The two main devices (symbols) in the Grammer blazon are the lion and billettee. The four main tinctures (colors) are argent, azure, gules and or.
Argent is the heraldic metal Silver and is usually shown as very pure white. It is also known more poetically as pearl, moon (or luna) 1. In a sketch or drawing it is represented by plain, unmarked paper 2.
The bright, strong blue color in Heraldry is known in English as azure, and similarly in other European languages – azul in Spanish, azurro in Italian and azur in French. The word has its roots in the Arabic word lazura, also the source of the name of the precious stone lapis lazuli 3. Despite this, those heralds who liked to associate colours with jewels chose instead to describe blue as Sapphire. According to Wade, the use of this colour symbolises “Loyalty and Truth” 4.
Gules, the heraldic colour red is very popular, sometimes said to represent “Military Fortitude and Magnanimity”5. It is usually abbreviated as gu and in the days before colour printing was shown in a system known as hatching by vertical lines 6. Although it may look like a French word it is normally pronounced with a hard “g” and may be derived either from the Latin gula (throat) or Arabic gule (rose).7
The bright yellow colour frequently found in coats of arms is known to heralds as Or, or sometimes simply as Gold.8. Along with, argent, or silver it forms the two “metals” of heraldry – one of the guidelines of heraldic design is that silver objects should not be placed upon gold fields and vice versa 9. The yellow colour is often associated with the Sun, and the zodiacal sign of Leo.10.

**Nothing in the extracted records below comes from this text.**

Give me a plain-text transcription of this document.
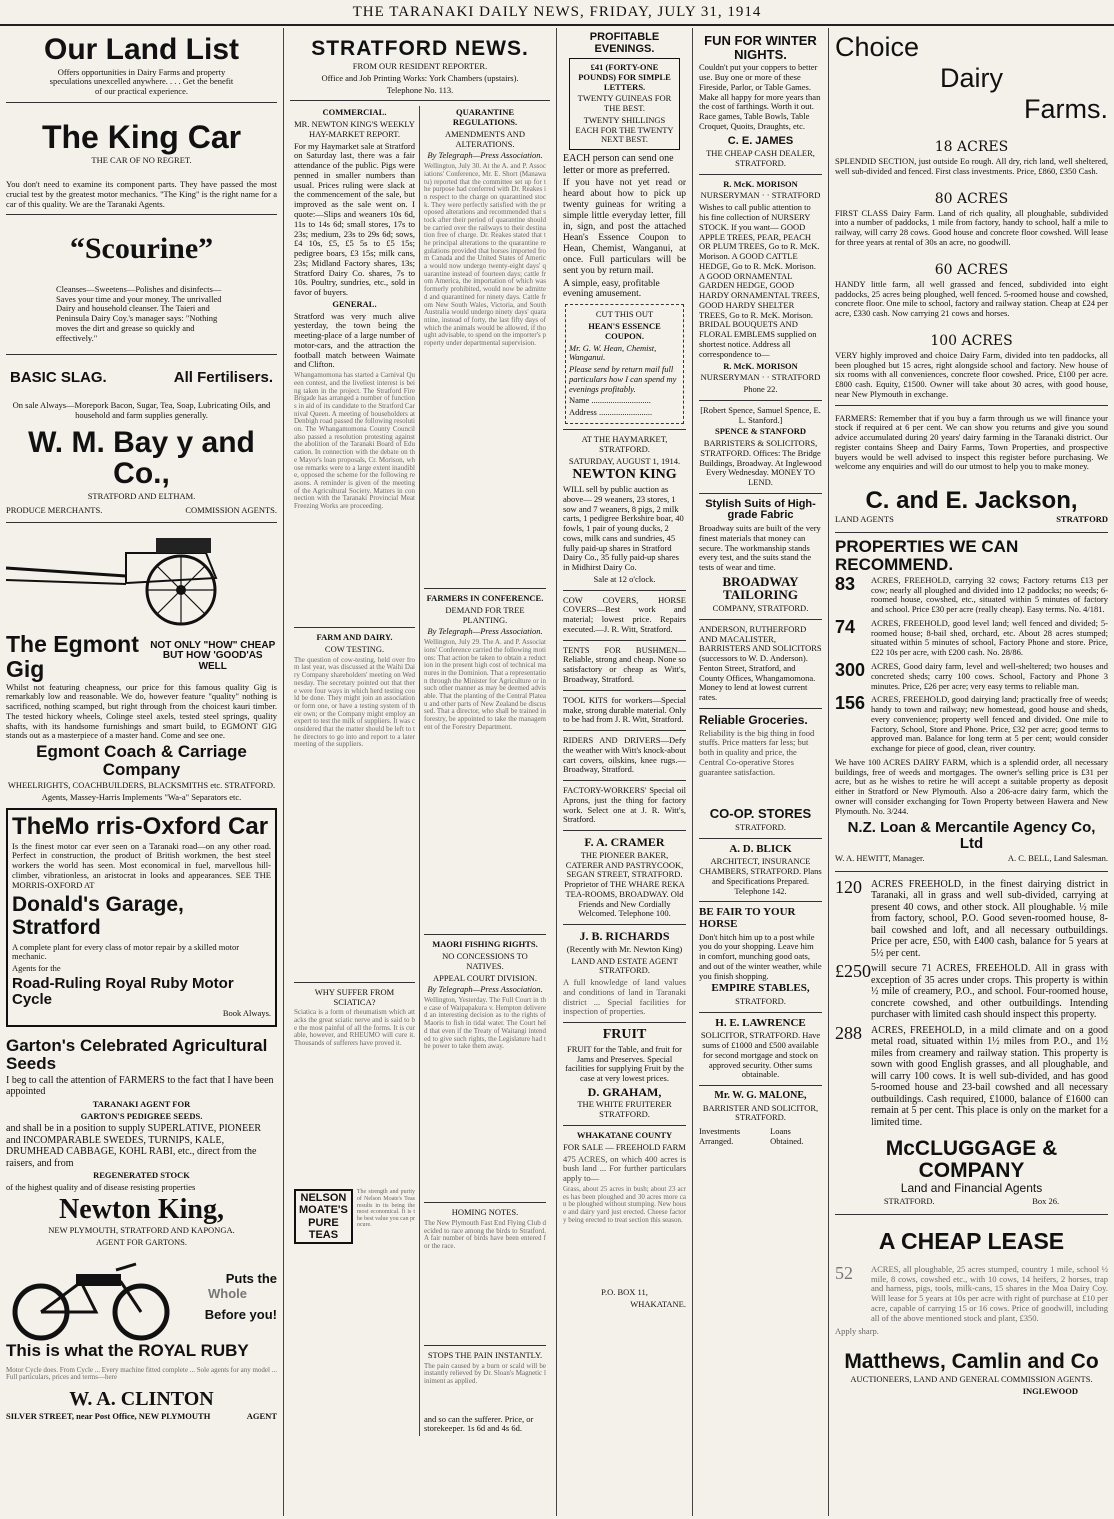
THE TARANAKI DAILY NEWS, FRIDAY, JULY 31, 1914
Our Land List

Offers opportunities in Dairy Farms and property speculations unexcelled anywhere. . . . Get the benefit of our practical experience.

The King Car

THE CAR OF NO REGRET.

You don't need to examine its component parts. They have passed the most crucial test by the greatest motor mechanics. "The King" is the right name for a car of this quality. We are the Taranaki Agents.

“Scourine”

Cleanses—Sweetens—Polishes and disinfects—Saves your time and your money. The unrivalled Dairy and household cleanser. The Taieri and Peninsula Dairy Coy.'s manager says: "Nothing moves the dirt and grease so quickly and effectively."

BASIC SLAG.	All Fertilisers.

On sale Always—Morepork Bacon, Sugar, Tea, Soap, Lubricating Oils, and household and farm supplies generally.

W. M. Bay y and Co.,

STRATFORD AND ELTHAM.

PRODUCE MERCHANTS.	COMMISSION AGENTS.
The Egmont Gig
NOT ONLY "HOW" CHEAP
BUT HOW 'GOOD'AS WELL

Whilst not featuring cheapness, our price for this famous quality Gig is remarkably low and reasonable. We do, however feature "quality" nothing is sacrificed, nothing scamped, but right through from the choicest kauri timber. The tested hickory wheels, Colinge steel axels, tested steel springs, quality shafts, with its handsome furnishings and smart build, to EGMONT GIG stands out as a masterpiece of a master hand. Come and see one.

Egmont Coach & Carriage Company

WHEELRIGHTS, COACHBUILDERS, BLACKSMITHS etc. STRATFORD.

Agents, Massey-Harris Implements "Wa-a" Separators etc.

TheMo rris-Oxford Car

Is the finest motor car ever seen on a Taranaki road—on any other road. Perfect in construction, the product of British workmen, the best steel workers the world has seen. Most economical in fuel, marvellous hill-climber, vibrationless, an aristocrat in looks and appearances. SEE THE MORRIS-OXFORD AT

Donald's Garage, Stratford

A complete plant for every class of motor repair by a skilled motor mechanic.

Agents for the

Road-Ruling Royal Ruby Motor Cycle

Book Always.

Garton's Celebrated Agricultural Seeds

I beg to call the attention of FARMERS to the fact that I have been appointed

TARANAKI AGENT FOR

GARTON'S PEDIGREE SEEDS.

and shall be in a position to supply SUPERLATIVE, PIONEER and INCOMPARABLE SWEDES, TURNIPS, KALE, DRUMHEAD CABBAGE, KOHL RABI, etc., direct from the raisers, and from

REGENERATED STOCK

of the highest quality and of disease resisting properties

Newton King,

NEW PLYMOUTH, STRATFORD AND KAPONGA.

AGENT FOR GARTONS.

Puts the
Whole
Before you!
This is what the ROYAL RUBY

Motor Cycle does. From Cycle ... Every machine fitted complete ... Sole agents for any model ... Full particulars, prices and terms—here

W. A. CLINTON
SILVER STREET, near Post Office, NEW PLYMOUTH	AGENT
STRATFORD NEWS.

FROM OUR RESIDENT REPORTER.

Office and Job Printing Works: York Chambers (upstairs).

Telephone No. 113.

COMMERCIAL.

MR. NEWTON KING'S WEEKLY HAY-MARKET REPORT.

For my Haymarket sale at Stratford on Saturday last, there was a fair attendance of the public. Pigs were penned in smaller numbers than usual. Prices ruling were slack at the commencement of the sale, but improved as the sale went on. I quote:—Slips and weaners 10s 6d, 11s to 14s 6d; small stores, 17s to 23s; medium, 23s to 29s 6d; sows, £4 10s, £5, £5 5s to £5 15s; pedigree boars, £3 15s; milk cans, 23s; Midland Factory shares, 13s; Stratford Dairy Co. shares, 7s to 10s. Poultry, sundries, etc., sold in favor of buyers.

GENERAL.

Stratford was very much alive yesterday, the town being the meeting-place of a large number of motor-cars, and the attraction the football match between Waimate and Clifton.

Whangamomona has started a Carnival Queen contest, and the liveliest interest is being taken in the project. The Stratford Fire Brigade has arranged a number of functions in aid of its candidate to the Stratford Carnival Queen. A meeting of householders at Denbigh road passed the following resolution. The Whangamomona County Council also passed a resolution protesting against the abolition of the Taranaki Board of Education. In connection with the debate on the Mayor's loan proposals, Cr. Morison, whose remarks were to a large extent inaudible, opposed the scheme for the following reasons. A reminder is given of the meeting of the Agricultural Society. Matters in connection with the Taranaki Provincial Meat Freezing Works are proceeding.

FARM AND DAIRY.

COW TESTING.

The question of cow-testing, held over from last year, was discussed at the Waihi Dairy Company shareholders' meeting on Wednesday. The secretary pointed out that there were four ways in which herd testing could be done. They might join an association or form one, or have a testing system of their own; or the Company might employ an expert to test the milk of suppliers. It was considered that the matter should be left to the directors to go into and report to a later meeting of the suppliers.

WHY SUFFER FROM SCIATICA?

Sciatica is a form of rheumatism which attacks the great sciatic nerve and is said to be the most painful of all the forms. It is curable, however, and RHEUMO will cure it. Thousands of sufferers have proved it.
NELSON MOATE'S PURE TEAS
The strength and purity of Nelson Moate's Teas results in its being the most economical. It is the best value you can procure.

QUARANTINE REGULATIONS.

AMENDMENTS AND ALTERATIONS.

By Telegraph—Press Association.

Wellington, July 30. At the A. and P. Associations' Conference, Mr. E. Short (Manawatu) reported that the committee set up for the purpose had conferred with Dr. Reakes in respect to the charge on quarantined stock. They were perfectly satisfied with the proposed alterations and recommended that stock after their period of quarantine should be carried over the railways to their destination free of charge. Dr. Reakes stated that the principal alterations to the quarantine regulations provided that horses imported from Canada and the United States of America would now undergo twenty-eight days' quarantine instead of fourteen days; cattle from America, the importation of which was formerly prohibited, would now be admitted and quarantined for ninety days. Cattle from New South Wales, Victoria, and South Australia would undergo ninety days' quarantine, instead of forty, the last fifty days of which the animals would be allowed, if thought advisable, to spend on the importer's property under departmental supervision.

FARMERS IN CONFERENCE.

DEMAND FOR TREE PLANTING.

By Telegraph—Press Association.

Wellington, July 29. The A. and P. Associations' Conference carried the following motions: That action be taken to obtain a reduction in the present high cost of technical manures in the Dominion. That a representation through the Minister for Agriculture or in such other manner as may be deemed advisable. That the planting of the Central Plateau and other parts of New Zealand be discussed. That a director, who shall be trained in forestry, be appointed to take the management of the Forestry Department.

MAORI FISHING RIGHTS.

NO CONCESSIONS TO NATIVES.

APPEAL COURT DIVISION.

By Telegraph—Press Association.

Wellington, Yesterday. The Full Court in the case of Waipapakura v. Hempton delivered an interesting decision as to the rights of Maoris to fish in tidal water. The Court held that even if the Treaty of Waitangi intended to give such rights, the Legislature had the power to take them away.

HOMING NOTES.

The New Plymouth Fast End Flying Club decided to race among the birds to Stratford. A fair number of birds have been entered for the race.

STOPS THE PAIN INSTANTLY.

The pain caused by a burn or scald will be instantly relieved by Dr. Sloan's Magnetic liniment as applied.

and so can the sufferer. Price, or storekeeper. 1s 6d and 4s 6d.

PROFITABLE EVENINGS.

£41 (FORTY-ONE POUNDS) FOR SIMPLE LETTERS.

TWENTY GUINEAS FOR THE BEST.

TWENTY SHILLINGS EACH FOR THE TWENTY NEXT BEST.

EACH person can send one letter or more as preferred.

If you have not yet read or heard about how to pick up twenty guineas for writing a simple little everyday letter, fill in, sign, and post the attached Hean's Essence Coupon to Hean, Chemist, Wanganui, at once. Full particulars will be sent you by return mail.

A simple, easy, profitable evening amusement.

CUT THIS OUT

HEAN'S ESSENCE COUPON.

Mr. G. W. Hean, Chemist, Wanganui.

Please send by return mail full particulars how I can spend my evenings profitably.

Name ............................

Address .........................

AT THE HAYMARKET, STRATFORD.

SATURDAY, AUGUST 1, 1914.

NEWTON KING

WILL sell by public auction as above— 29 weaners, 23 stores, 1 sow and 7 weaners, 8 pigs, 2 milk carts, 1 pedigree Berkshire boar, 40 fowls, 1 pair of young ducks, 2 cows, milk cans and sundries, 45 fully paid-up shares in Stratford Dairy Co., 35 fully paid-up shares in Midhirst Dairy Co.

Sale at 12 o'clock.

COW COVERS, HORSE COVERS—Best work and material; lowest price. Repairs executed.—J. R. Witt, Stratford.

TENTS FOR BUSHMEN—Reliable, strong and cheap. None so satisfactory or cheap as Witt's, Broadway, Stratford.

TOOL KITS for workers—Special make, strong durable material. Only to be had from J. R. Witt, Stratford.

RIDERS AND DRIVERS—Defy the weather with Witt's knock-about cart covers, oilskins, knee rugs.—Broadway, Stratford.

FACTORY-WORKERS' Special oil Aprons, just the thing for factory work. Select one at J. R. Witt's, Stratford.

F. A. CRAMER

THE PIONEER BAKER, CATERER AND PASTRYCOOK, SEGAN STREET, STRATFORD. Proprietor of THE WHARE REKA TEA-ROOMS, BROADWAY. Old Friends and New Cordially Welcomed. Telephone 100.

J. B. RICHARDS

(Recently with Mr. Newton King)

LAND AND ESTATE AGENT STRATFORD.

A full knowledge of land values and conditions of land in Taranaki district ... Special facilities for inspection of properties.

FRUIT

FRUIT for the Table, and fruit for Jams and Preserves. Special facilities for supplying Fruit by the case at very lowest prices.

D. GRAHAM,

THE WHITE FRUITERER STRATFORD.

WHAKATANE COUNTY

FOR SALE — FREEHOLD FARM

475 ACRES, on which 400 acres is bush land ... For further particulars apply to—

Grass, about 25 acres in bush; about 23 acres has been ploughed and 30 acres more can be ploughed without stumping. New house and dairy yard just erected. Cheese factory being erected to treat section this season.

P.O. BOX 11,

WHAKATANE.

FUN FOR WINTER NIGHTS.

Couldn't put your coppers to better use. Buy one or more of these Fireside, Parlor, or Table Games. Make all happy for more years than the cost of farthings. Worth it out. Race games, Table Bowls, Table Croquet, Quoits, Draughts, etc.

C. E. JAMES

THE CHEAP CASH DEALER, STRATFORD.

R. McK. MORISON

NURSERYMAN · · STRATFORD

Wishes to call public attention to his fine collection of NURSERY STOCK. If you want— GOOD APPLE TREES, PEAR, PEACH OR PLUM TREES, Go to R. McK. Morison. A GOOD CATTLE HEDGE, Go to R. McK. Morison. A GOOD ORNAMENTAL GARDEN HEDGE, GOOD HARDY ORNAMENTAL TREES, GOOD HARDY SHELTER TREES, Go to R. McK. Morison. BRIDAL BOUQUETS AND FLORAL EMBLEMS supplied on shortest notice. Address all correspondence to—

R. McK. MORISON

NURSERYMAN · · STRATFORD

Phone 22.

[Robert Spence, Samuel Spence, E. L. Stanford.]

SPENCE & STANFORD

BARRISTERS & SOLICITORS, STRATFORD. Offices: The Bridge Buildings, Broadway. At Inglewood Every Wednesday. MONEY TO LEND.

Stylish Suits of High-grade Fabric

Broadway suits are built of the very finest materials that money can secure. The workmanship stands every test, and the suits stand the tests of wear and time.

BROADWAY TAILORING

COMPANY, STRATFORD.

ANDERSON, RUTHERFORD AND MACALISTER, BARRISTERS AND SOLICITORS (successors to W. D. Anderson). Fenton Street, Stratford, and County Offices, Whangamomona. Money to lend at lowest current rates.

Reliable Groceries.

Reliability is the big thing in food stuffs. Price matters far less; but both in quality and price, the Central Co-operative Stores guarantee satisfaction.

CO-OP. STORES

STRATFORD.

A. D. BLICK

ARCHITECT, INSURANCE CHAMBERS, STRATFORD. Plans and Specifications Prepared. Telephone 142.

BE FAIR TO YOUR HORSE

Don't hitch him up to a post while you do your shopping. Leave him in comfort, munching good oats, and out of the winter weather, while you finish shopping.

EMPIRE STABLES,

STRATFORD.

H. E. LAWRENCE

SOLICITOR, STRATFORD. Have sums of £1000 and £500 available for second mortgage and stock on approved security. Other sums obtainable.

Mr. W. G. MALONE,

BARRISTER AND SOLICITOR, STRATFORD.

Investments Arranged.
Loans Obtained.
Choice
Dairy
Farms.

18 ACRES

SPLENDID SECTION, just outside Eo rough. All dry, rich land, well sheltered, well sub-divided and fenced. First class investments. Price, £860, £350 Cash.

80 ACRES

FIRST CLASS Dairy Farm. Land of rich quality, all ploughable, subdivided into a number of paddocks, 1 mile from factory, handy to school, half a mile to railway, will carry 28 cows. Good house and concrete floor cowshed. Will lease for three years at rental of 30s an acre, no goodwill.

60 ACRES

HANDY little farm, all well grassed and fenced, subdivided into eight paddocks, 25 acres being ploughed, well fenced. 5-roomed house and cowshed, concrete floor. One mile to school, factory and railway station. Cheap at £24 per acre, £330 cash. Now carrying 21 cows and horses.

100 ACRES

VERY highly improved and choice Dairy Farm, divided into ten paddocks, all been ploughed but 15 acres, right alongside school and factory. New house of six rooms with all conveniences, concrete floor cowshed. Price, £100 per acre. £800 cash. Equity, £1500. Owner will take about 30 acres, with good house, near New Plymouth in exchange.

FARMERS: Remember that if you buy a farm through us we will finance your stock if required at 6 per cent. We can show you returns and give you sound advice accumulated during 20 years' dairy farming in the Taranaki district. Our register contains Sheep and Dairy Farms, Town Properties, and prospective buyers would be well advised to inspect this register before purchasing. We welcome any enquiries and will do our utmost to help you to make money.

C. and E. Jackson,
LAND AGENTS	STRATFORD
PROPERTIES WE CAN RECOMMEND.
83	ACRES, FREEHOLD, carrying 32 cows; Factory returns £13 per cow; nearly all ploughed and divided into 12 paddocks; no weeds; 6-roomed house, cowshed, etc., situated within 5 minutes of factory and school. Price £30 per acre (really cheap). Easy terms. No. 4/181.

74	ACRES, FREEHOLD, good level land; well fenced and divided; 5-roomed house; 8-bail shed, orchard, etc. About 28 acres stumped; situated within 5 minutes of school, Factory Phone and store. Price, £22 10s per acre, with £200 cash. No. 28/86.

300 ACRES, Good dairy farm, level and well-sheltered; two houses and concreted sheds; carry 100 cows. School, Factory and Phone 3 minutes. Price, £26 per acre; very easy terms to reliable man.

156 ACRES, FREEHOLD, good dairying land; practically free of weeds; handy to town and railway; new homestead, good house and sheds, every convenience; property well fenced and divided. One mile to Factory, School, Store and Phone. Price, £32 per acre; good terms to approved man. Balance for long term at 5 per cent; would consider exchange for piece of good, clean, river country.

We have 100 ACRES DAIRY FARM, which is a splendid order, all necessary buildings, free of weeds and mortgages. The owner's selling price is £31 per acre, but as he wishes to retire he will accept a suitable property as deposit either in Stratford or New Plymouth. Also a 206-acre dairy farm, which the owner will consider exchanging for Town Property between Hawera and New Plymouth. No. 3/244.

N.Z. Loan & Mercantile Agency Co, Ltd
W. A. HEWITT, Manager.	A. C. BELL, Land Salesman.
120 ACRES FREEHOLD, in the finest dairying district in Taranaki, all in grass and well sub-divided, carrying at present 40 cows, and other stock. All ploughable. ½ mile from factory, school, P.O. Good seven-roomed house, 8-bail cowshed and loft, and all necessary outbuildings. Price per acre, £50, with £400 cash, balance for 5 years at 5½ per cent.

£250 will secure 71 ACRES, FREEHOLD. All in grass with exception of 35 acres under crops. This property is within ½ mile of creamery, P.O., and school. Four-roomed house, concrete cowshed, and other outbuildings. Intending purchaser with limited cash should inspect this property.

288 ACRES, FREEHOLD, in a mild climate and on a good metal road, situated within 1½ miles from P.O., and 1½ miles from creamery and railway station. This property is sown with good English grasses, and all ploughable, and will carry 100 cows. It is well sub-divided, and has good 5-roomed house and 23-bail cowshed and all necessary outbuildings. Cash required, £1000, balance of £1600 can remain at 5 per cent. This place is only on the market for a limited time.

McCLUGGAGE & COMPANY
Land and Financial Agents
STRATFORD.	Box 26.
A CHEAP LEASE
52	ACRES, all ploughable, 25 acres stumped, country 1 mile, school ½ mile, 8 cows, cowshed etc., with 10 cows, 14 heifers, 2 horses, trap and harness, pigs, tools, milk-cans, 15 shares in the Moa Dairy Coy. Will lease for 5 years at 10s per acre with right of purchase at £10 per acre, capable of carrying 15 or 16 cows. Price of goodwill, including all of the above mentioned stock and plant, £350.

Apply sharp.

Matthews, Camlin and Co

AUCTIONEERS, LAND AND GENERAL COMMISSION AGENTS.

INGLEWOOD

The art of heraldry would be significantly poorer if we were without the lion in all its forms. Most general works on Heraldry devote at least one chapter solely to this magnificent creature and its multifarious depictions 11 12 13. Some of the earliest known examples of heraldry, dating right back to the knighting of Geoffrey of Anjou in 1127, where he is shown with six such beasts upon his shield 14 .The great authority on heraldic symbology, Wade, points out the high place that the lion holds in heraldry, “as the emblem of deathless courage” 15, a sentiment echoed equally today.
The billet is a simple rectangular shape like a brick or ingot, and in fact is sometimes shown with simply shading to imply rounded corners, quite a rare feature in the largely solid and geometric art of heraldry. Billetty then comes to mean “strewn with billets”, i.e. the field is covered with regularly spaced rectangles with large gaps between them 16. This kind of patterning is known as a treatment, and there are no fixed colours, any combination may be used.